Once, one man came to me with the question why static asanas are needed. I carefully looked at him and decided not to tell, but to show. I told him: accept any pose that you know from yoga. He sat on the heels. I also sat on the heels opposite him. This is not my favorite pose, but I closed my eyes and plunged into my body. I felt that my priest was not relaxed, because she was not very comfortable to sit on the heels, and she holds herself a little in the air, so as not to fall on the heels with her whole body.And I inhaled and exhaled and said: relax your buttocks and let them with all the weight, the weight of the whole body, fall on your heels. I only had time to take three breaths in and out and repeat “Relax your buttocks” before this man jumped up and ran to the toilet. It turned out that he had problems with the stool. When relaxing the buttocks)))) they suddenly passed. I asked if he understood why static is needed? He still didn't understand.

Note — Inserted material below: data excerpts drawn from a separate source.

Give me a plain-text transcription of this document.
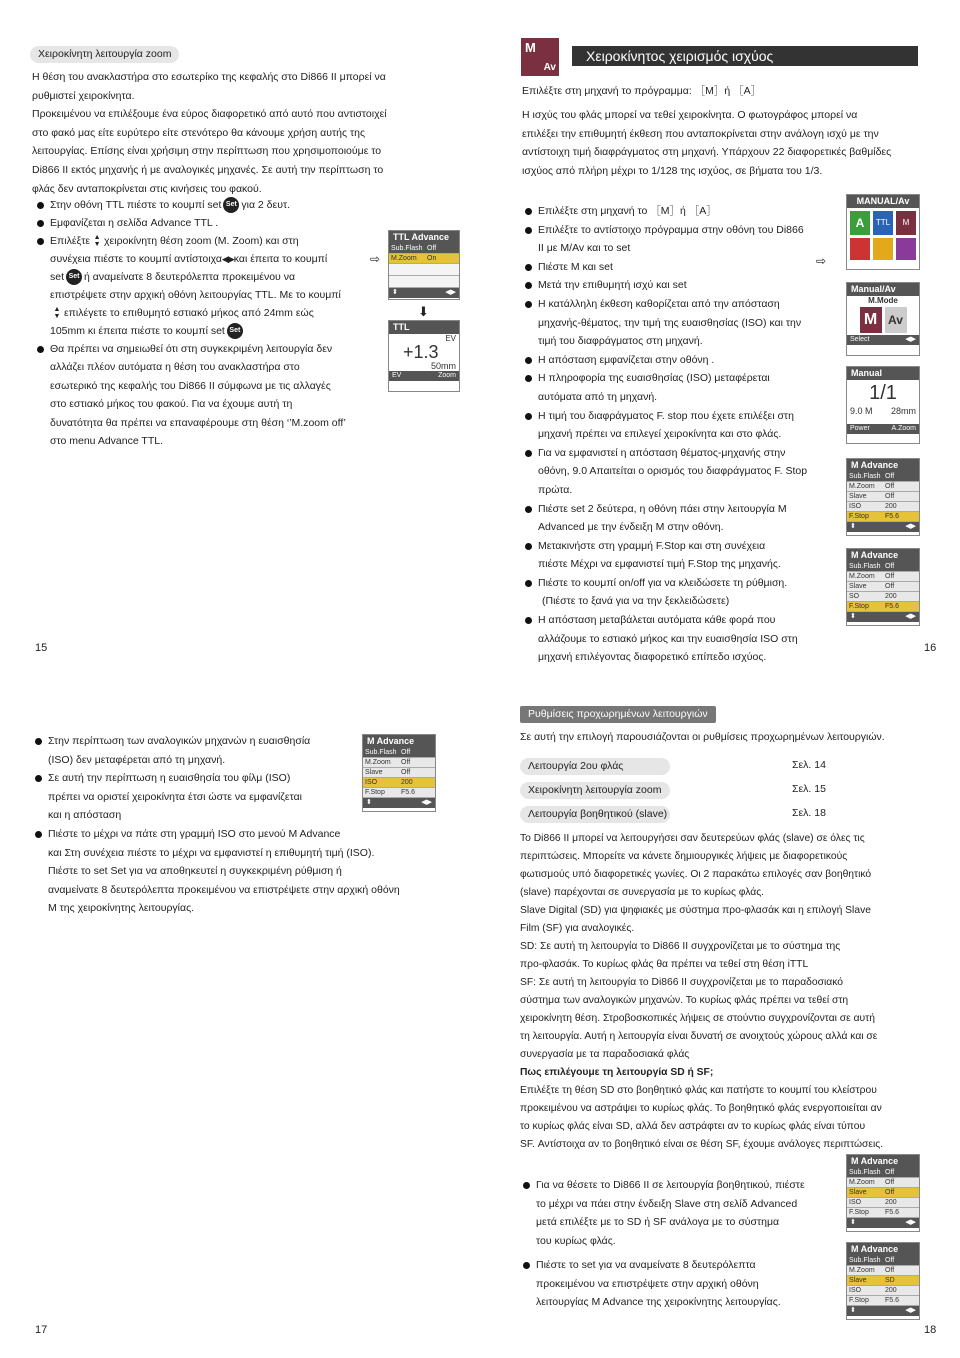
Χειροκίνητη λειτουργία zoom
Η θέση του ανακλαστήρα στο εσωτερίκο της κεφαλής στο Di866 II μπορεί να
ρυθμιστεί χειροκίνητα.
Προκειμένου να επιλέξουμε ένα εύρος διαφορετικό από αυτό που αντιστοιχεί
στο φακό μας είτε ευρύτερο είτε στενότερο θα κάνουμε χρήση αυτής της
λειτουργίας. Επίσης είναι χρήσιμη στην περίπτωση που χρησιμοποιούμε το
Di866 II εκτός μηχανής ή με αναλογικές μηχανές. Σε αυτή την περίπτωση το
φλάς δεν ανταποκρίνεται στις κινήσεις του φακού.
Στην οθόνη TTL πιέστε το κουμπί set Set για 2 δευτ.
Εμφανίζεται η σελίδα Advance TTL .
Επιλέξτε ▲
▼ χειροκίνητη θέση zoom (M. Zoom) και στη
συνέχεια πιέστε το κουμπί αντίστοιχα◀▶και έπειτα το κουμπί
set Set ή αναμείνατε 8 δευτερόλεπτα προκειμένου να
επιστρέψετε στην αρχική οθόνη λειτουργίας TTL. Με το κουμπί
▲
▼ επιλέγετε το επιθυμητό εστιακό μήκος από 24mm εώς
105mm κι έπειτα πιέστε το κουμπί set Set
Θα πρέπει να σημειωθεί ότι στη συγκεκριμένη λειτουργία δεν
αλλάζει πλέον αυτόματα η θέση του ανακλαστήρα στο
εσωτερικό της κεφαλής του Di866 II σύμφωνα με τις αλλαγές
στο εστιακό μήκος του φακού. Για να έχουμε αυτή τη
δυνατότητα θα πρέπει να επαναφέρουμε στη θέση ‘’M.zoom off’
στο menu Advance TTL.
TTL Advance
Sub.Flash Off
M.Zoom	On
⬍	◀▶
⇨
⬇
TTL
EV
+1.3
50mm
EV	Zoom
15
M
Av
Χειροκίνητος χειρισμός ισχύος
Επιλέξτε στη μηχανή το πρόγραμμα: ［M］ή ［A］
Η ισχύς του φλάς μπορεί να τεθεί χειροκίνητα. Ο φωτογράφος μπορεί να
επιλέξει την επιθυμητή έκθεση που ανταποκρίνεται στην ανάλογη ισχύ με την
αντίστοιχη τιμή διαφράγματος στη μηχανή. Υπάρχουν 22 διαφορετικές βαθμίδες
ισχύος από πλήρη μέχρι το 1/128 της ισχύος, σε βήματα του 1/3.
Επιλέξτε στη μηχανή το ［M］ή ［A］
Επιλέξτε το αντίστοιχο πρόγραμμα στην οθόνη του Di866
II με M/Av και το set
Πιέστε M και set
Μετά την επιθυμητή ισχύ και set
Η κατάλληλη έκθεση καθορίζεται από την απόσταση
μηχανής-θέματος, την τιμή της ευαισθησίας (ISO) και την
τιμή του διαφράγματος στη μηχανή.
Η απόσταση εμφανίζεται στην οθόνη .
Η πληροφορία της ευαισθησίας (ISO) μεταφέρεται
αυτόματα από τη μηχανή.
Η τιμή του διαφράγματος F. stop που έχετε επιλέξει στη
μηχανή πρέπει να επιλεγεί χειροκίνητα και στο φλάς.
Για να εμφανιστεί η απόσταση θέματος-μηχανής στην
οθόνη, 9.0 Απαιτείται ο ορισμός του διαφράγματος F. Stop
πρώτα.
Πιέστε set 2 δεύτερα, η οθόνη πάει στην λειτουργία M
Advanced με την ένδειξη M στην οθόνη.
Μετακινήστε στη γραμμή F.Stop και στη συνέχεια
πιέστε Μέχρι να εμφανιστεί τιμή F.Stop της μηχανής.
Πιέστε το κουμπί on/off για να κλειδώσετε τη ρύθμιση.
(Πιέστε το ξανά για να την ξεκλειδώσετε)
Η απόσταση μεταβάλεται αυτόματα κάθε φορά που
αλλάζουμε το εστιακό μήκος και την ευαισθησία ISO στη
μηχανή επιλέγοντας διαφορετικό επίπεδο ισχύος.
MANUAL/Av
A	TTL	M
⇨
Manual/Av
M.Mode
M Av
Select	◀▶
Manual
1/1
9.0 M 28mm
Power	A.Zoom
M Advance
Sub.Flash Off
M.Zoom	Off
Slave	Off
ISO	200
F.Stop	F5.6
⬍	◀▶
M Advance
Sub.Flash Off
M.Zoom	Off
Slave	Off
SO	200
F.Stop	F5.6
⬍	◀▶
16
Στην περίπτωση των αναλογικών μηχανών η ευαισθησία
(ISO) δεν μεταφέρεται από τη μηχανή.
Σε αυτή την περίπτωση η ευαισθησία του φίλμ (ISO)
πρέπει να οριστεί χειροκίνητα έτσι ώστε να εμφανίζεται
και η απόσταση
Πιέστε το μέχρι να πάτε στη γραμμή ISO στο μενού M Advance
και Στη συνέχεια πιέστε το μέχρι να εμφανιστεί η επιθυμητή τιμή (ISO).
Πιέστε το set Set για να αποθηκευτεί η συγκεκριμένη ρύθμιση ή
αναμείνατε 8 δευτερόλεπτα προκειμένου να επιστρέψετε στην αρχική οθόνη
M της χειροκίνητης λειτουργίας.
M Advance
Sub.Flash Off
M.Zoom	Off
Slave	Off
ISO	200
F.Stop	F5.6
⬍	◀▶
17
Ρυθμίσεις προχωρημένων λειτουργιών
Σε αυτή την επιλογή παρουσιάζονται οι ρυθμίσεις προχωρημένων λειτουργιών.
Λειτουργία 2ου φλάς	Σελ. 14
Χειροκίνητη λειτουργία zoom	Σελ. 15
Λειτουργία βοηθητικού (slave)	Σελ. 18
Το Di866 II μπορεί να λειτουργήσει σαν δευτερεύων φλάς (slave) σε όλες τις
περιπτώσεις. Μπορείτε να κάνετε δημιουργικές λήψεις με διαφορετικούς
φωτισμούς υπό διαφορετικές γωνίες. Οι 2 παρακάτω επιλογές σαν βοηθητικό
(slave) παρέχονται σε συνεργασία με το κυρίως φλάς.
Slave Digital (SD) για ψηφιακές με σύστημα προ-φλασάκ και η επιλογή Slave
Film (SF) για αναλογικές.
SD: Σε αυτή τη λειτουργία το Di866 II συγχρονίζεται με το σύστημα της
προ-φλασάκ. Το κυρίως φλάς θα πρέπει να τεθεί στη θέση iTTL
SF: Σε αυτή τη λειτουργία το Di866 II συγχρονίζεται με το παραδοσιακό
σύστημα των αναλογικών μηχανών. Το κυρίως φλάς πρέπει να τεθεί στη
χειροκίνητη θέση. Στροβοσκοπικές λήψεις σε στούντιο συγχρονίζονται σε αυτή
τη λειτουργία. Αυτή η λειτουργία είναι δυνατή σε ανοιχτούς χώρους αλλά και σε
συνεργασία με τα παραδοσιακά φλάς
Πως επιλέγουμε τη λειτουργία SD ή SF;
Επιλέξτε τη θέση SD στο βοηθητικό φλάς και πατήστε το κουμπί του κλείστρου
προκειμένου να αστράψει το κυρίως φλάς. Το βοηθητικό φλάς ενεργοποιείται αν
το κυρίως φλάς είναι SD, αλλά δεν αστράφτει αν το κυρίως φλάς είναι τύπου
SF. Αντίστοιχα αν το βοηθητικό είναι σε θέση SF, έχουμε ανάλογες περιπτώσεις.
Για να θέσετε το Di866 II σε λειτουργία βοηθητικού, πιέστε
το μέχρι να πάει στην ένδειξη Slave στη σελίδ Advanced
μετά επιλέξτε με το SD ή SF ανάλογα με το σύστημα
του κυρίως φλάς.
Πιέστε το set για να αναμείνατε 8 δευτερόλεπτα
προκειμένου να επιστρέψετε στην αρχική οθόνη
λειτουργίας M Advance της χειροκίνητης λειτουργίας.
M Advance
Sub.Flash Off
M.Zoom	Off
Slave	Off
ISO	200
F.Stop	F5.6
⬍	◀▶
M Advance
Sub.Flash Off
M.Zoom	Off
Slave	SD
ISO	200
F.Stop	F5.6
⬍	◀▶
18
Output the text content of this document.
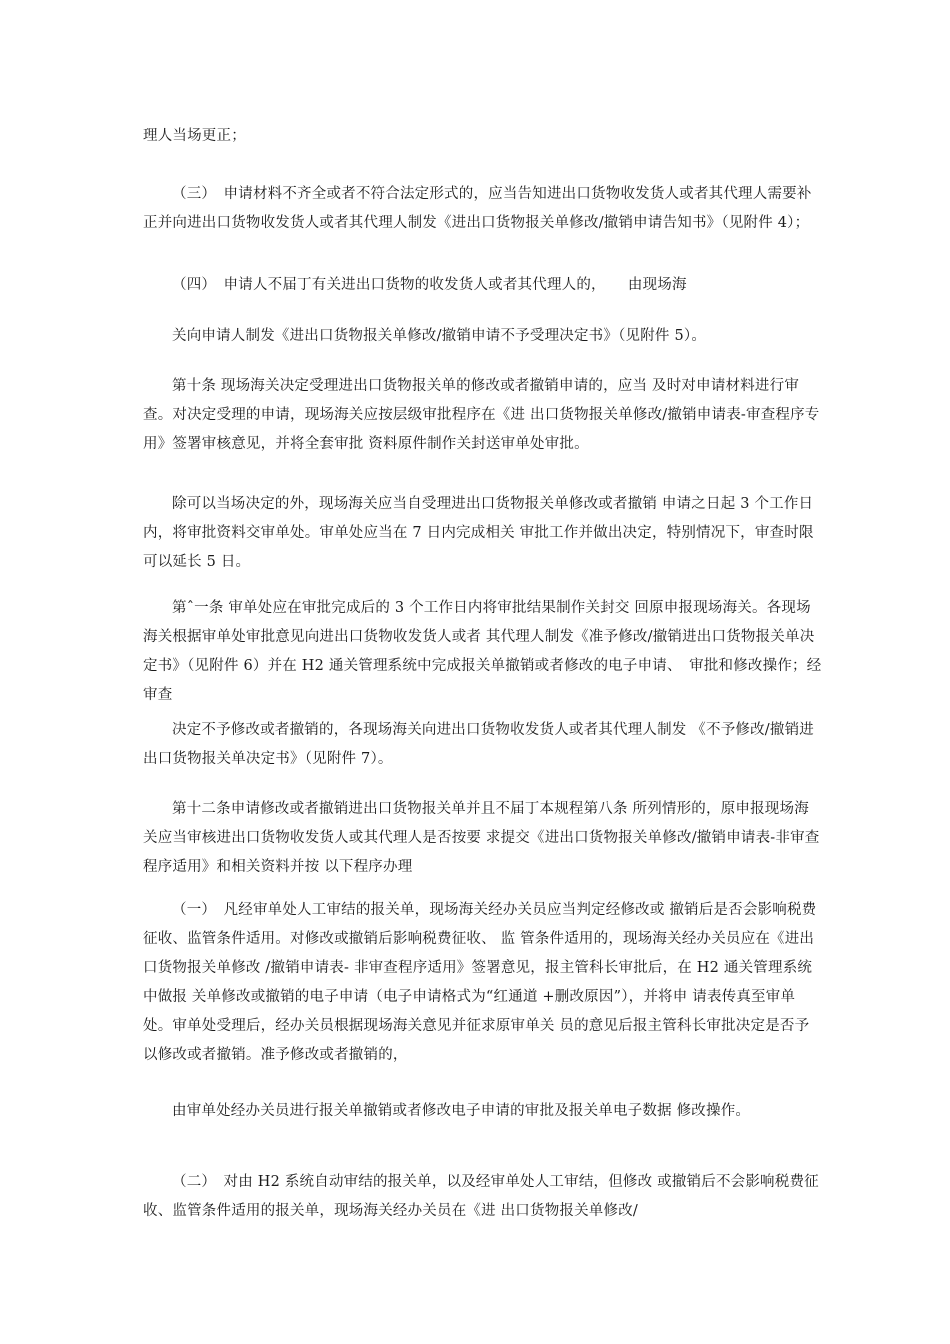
理人当场更正；

（三）　申请材料不齐全或者不符合法定形式的，应当告知进出口货物收发货人或者其代理人需要补正并向进出口货物收发货人或者其代理人制发《进出口货物报关单修改/撤销申请告知书》（见附件 4）；

（四）　申请人不届丁有关进出口货物的收发货人或者其代理人的，　　由现场海

关向申请人制发《进出口货物报关单修改/撤销申请不予受理决定书》（见附件 5）。

第十条 现场海关决定受理进出口货物报关单的修改或者撤销申请的，应当 及时对申请材料进行审查。对决定受理的申请，现场海关应按层级审批程序在《进 出口货物报关单修改/撤销申请表-审查程序专用》签署审核意见，并将全套审批 资料原件制作关封送审单处审批。

除可以当场决定的外，现场海关应当自受理进出口货物报关单修改或者撤销 申请之日起 3 个工作日内，将审批资料交审单处。审单处应当在 7 日内完成相关 审批工作并做出决定，特别情况下，审查时限可以延长 5 日。

第ˆ一条 审单处应在审批完成后的 3 个工作日内将审批结果制作关封交 回原申报现场海关。各现场海关根据审单处审批意见向进出口货物收发货人或者 其代理人制发《准予修改/撤销进出口货物报关单决定书》（见附件 6）并在 H2 通关管理系统中完成报关单撤销或者修改的电子申请、　审批和修改操作；经审查

决定不予修改或者撤销的，各现场海关向进出口货物收发货人或者其代理人制发 《不予修改/撤销进出口货物报关单决定书》（见附件 7）。

第十二条申请修改或者撤销进出口货物报关单并且不届丁本规程第八条 所列情形的，原申报现场海关应当审核进出口货物收发货人或其代理人是否按要 求提交《进出口货物报关单修改/撤销申请表-非审查程序适用》和相关资料并按 以下程序办理

（一）　凡经审单处人工审结的报关单，现场海关经办关员应当判定经修改或 撤销后是否会影响税费征收、监管条件适用。对修改或撤销后影响税费征收、 监 管条件适用的，现场海关经办关员应在《进出口货物报关单修改 /撤销申请表- 非审查程序适用》签署意见，报主管科长审批后，在 H2 通关管理系统中做报 关单修改或撤销的电子申请（电子申请格式为“红通道 +删改原因”），并将申 请表传真至审单处。审单处受理后，经办关员根据现场海关意见并征求原审单关 员的意见后报主管科长审批决定是否予以修改或者撤销。准予修改或者撤销的，

由审单处经办关员进行报关单撤销或者修改电子申请的审批及报关单电子数据 修改操作。

（二）　对由 H2 系统自动审结的报关单，以及经审单处人工审结，但修改 或撤销后不会影响税费征收、监管条件适用的报关单，现场海关经办关员在《进 出口货物报关单修改/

And the meaning is simple. In statics, our task is to relax all the muscles, except for those involved in maintaining the posture. And an interesting thing: when you mentally begin to examine your body from the inside, it turns out that most of the muscles are generally tensed for no reason. That's why the shoulders and neck are tense, if they are not involved in any way? And we begin to exhale and relax them. And gradually we relax more and more, and our body begins to stretch and becomes softer, more alive. Meanwhile, energy circulates through our body, because each asana carries a certain meaning, supports certain meridians of the body, activates them, or vice versa.

In our Taoist Princess, the lion's share of the exercises is done in the fisherman position, where you need to stand with a straight back, leaning on half-bent knees. At first, everyone suffers, and they can stand in this position for several seconds, and then the legs “fall off” hurt. But gradually the channels are developed, and it becomes easy to stand in this position. Now I can stand relaxed in this position for as long as I like, I rest in this position. And when I do it in sync with the girls, they squeak and overcome themselves, and I rest. All my muscles are resting, my back is resting, only my legs are working. The channels are gradually developed, the muscles understand what they want from them, and you begin to relax your whole body, except for the necessary muscles. In my opinion, static is 99% of yoga, everything else is just cream roses)).

A good yoga teacher is not the one who can throw his leg over his ear, although this is impressive, no one argues. A good yoga teacher is one whose students relax in class. If you do not relax in yoga and do not expand your sensations, but only get tired and “driven”, this is not yoga, this is a sport. And your teacher is not a yogi, but an athlete.